What Hurl verifies is not code but behavior. Code can be freely changed by AI. Behavior must not change. This distinction is the key to catching drift.


Ratchet Lock

When Hurl tests pass, lock them. This is the ratchet.

1. Write Hurl tests for current API (or auto-extract)
2. Run on every commit in CI
3. Passing tests cannot be deleted or modified
4. New features require new Hurl tests
5. All existing + all new tests must pass to merge

Tell the agent “refactor this code” and it freely changes the code. But if Hurl tests break, the commit is rejected. The agent must preserve all existing behavior while refactoring. Drift in edge cases not covered by Hurl is still possible, but for covered behavior, drift is structurally suppressed.

This aligns exactly with the TDAD study’s finding. Not a procedural “write tests” instruction, but a concrete “these Hurl files must pass” contract. The agent can choose the method, but cannot violate the contract.


Works on Legacy Too

Already running production on vibe-coded software? No need to start over.

Step 1: Capture current behavior in Hurl.
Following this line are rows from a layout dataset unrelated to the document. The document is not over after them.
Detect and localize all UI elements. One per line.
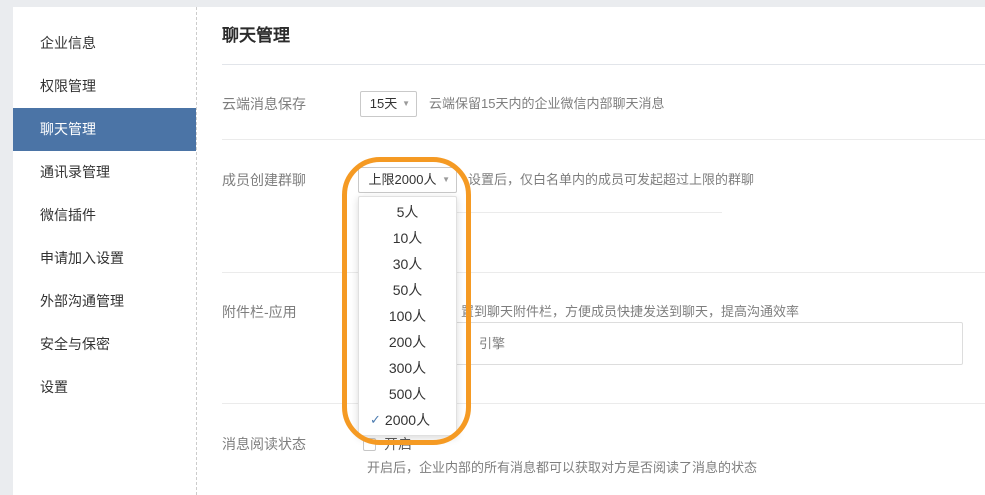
group-limit-select[interactable]: 上限2000人 ▼ (358, 167, 457, 193)
group-limit-label: 成员创建群聊 (222, 172, 306, 188)
row-divider (222, 272, 985, 273)
title-divider (222, 64, 985, 65)
dropdown-option-2000-selected[interactable]: ✓ 2000人 (359, 407, 456, 433)
dropdown-option-5[interactable]: 5人 (359, 199, 456, 225)
group-limit-desc: 设置后，仅白名单内的成员可发起超过上限的群聊 (468, 172, 755, 187)
dropdown-option-300[interactable]: 300人 (359, 355, 456, 381)
sidebar-item-enterprise-info[interactable]: 企业信息 (13, 22, 196, 65)
group-limit-dropdown-menu: 5人 10人 30人 50人 100人 200人 300人 500人 ✓ 2000… (358, 196, 457, 436)
caret-down-icon: ▼ (402, 99, 410, 108)
dropdown-option-10[interactable]: 10人 (359, 225, 456, 251)
row-divider (222, 403, 985, 404)
sidebar-item-security[interactable]: 安全与保密 (13, 323, 196, 366)
sidebar-item-external-comm[interactable]: 外部沟通管理 (13, 280, 196, 323)
check-icon: ✓ (370, 412, 381, 427)
group-limit-value: 上限2000人 (368, 172, 437, 187)
dropdown-option-50[interactable]: 50人 (359, 277, 456, 303)
dropdown-option-100[interactable]: 100人 (359, 303, 456, 329)
attachment-app-name: 引擎 (479, 336, 506, 351)
caret-down-icon: ▼ (442, 175, 450, 184)
dropdown-option-200[interactable]: 200人 (359, 329, 456, 355)
sidebar: 企业信息 权限管理 聊天管理 通讯录管理 微信插件 申请加入设置 外部沟通管理 … (13, 7, 197, 495)
dropdown-option-500[interactable]: 500人 (359, 381, 456, 407)
read-status-checkbox[interactable] (363, 437, 376, 451)
dropdown-option-30[interactable]: 30人 (359, 251, 456, 277)
cloud-retention-label: 云端消息保存 (222, 96, 306, 112)
sidebar-item-chat-management[interactable]: 聊天管理 (13, 108, 196, 151)
admin-settings-page: 企业信息 权限管理 聊天管理 通讯录管理 微信插件 申请加入设置 外部沟通管理 … (0, 0, 985, 495)
main-content: 聊天管理 云端消息保存 15天 ▼ 云端保留15天内的企业微信内部聊天消息 成员… (197, 7, 985, 495)
row-divider (222, 139, 985, 140)
read-status-label: 消息阅读状态 (222, 436, 306, 452)
sidebar-item-permission[interactable]: 权限管理 (13, 65, 196, 108)
page-title: 聊天管理 (222, 26, 290, 45)
sidebar-item-contacts[interactable]: 通讯录管理 (13, 151, 196, 194)
read-status-desc: 开启后，企业内部的所有消息都可以获取对方是否阅读了消息的状态 (367, 460, 758, 475)
sidebar-item-wechat-plugin[interactable]: 微信插件 (13, 194, 196, 237)
read-status-checkbox-label[interactable]: 开启 (384, 434, 412, 454)
cloud-retention-desc: 云端保留15天内的企业微信内部聊天消息 (429, 96, 665, 111)
sidebar-item-settings[interactable]: 设置 (13, 366, 196, 409)
sidebar-item-join-settings[interactable]: 申请加入设置 (13, 237, 196, 280)
app-panel: 企业信息 权限管理 聊天管理 通讯录管理 微信插件 申请加入设置 外部沟通管理 … (13, 7, 985, 495)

If API docs exist, translate them directly to Hurl. If not, have an agent read the existing code and write Hurl tests. The goal is to declare “this is how it currently works” in plain text for every endpoint.

Step 2: Wire it into CI.

Verify all Hurl tests pass and add them as merge conditions.

Step 3: You’re safe now.

Whether AI refactors or adds features, Hurl protects existing behavior. If drift occurs, CI catches it immediately.

Not foundation work — seismic retrofitting. Reinforcing the building without closing the shop.


Not the End of Vibe Coding — Its Evolution

Andrej Karpathy, who coined “vibe coding,” declared exactly one year later in February 2026 that “the era of vibe coding is over.” The new paradigm is agentic engineering — humans don’t write code, they orchestrate agents that autonomously plan, implement, and test.

Thoughtworks Technology Radar (2025) placed Spec-Driven Development at “Assess” level. Martin Fowler’s team published an SDD tools analysis. The industry is converging in the same direction.

Hurl tests are the smallest unit of this transition. You don’t need 10 specs. You don’t need to learn OpenAPI. One Hurl file is one contract. And that contract structurally prevents drift without constraining the agent’s freedom.

Don’t change the model. Add a contract.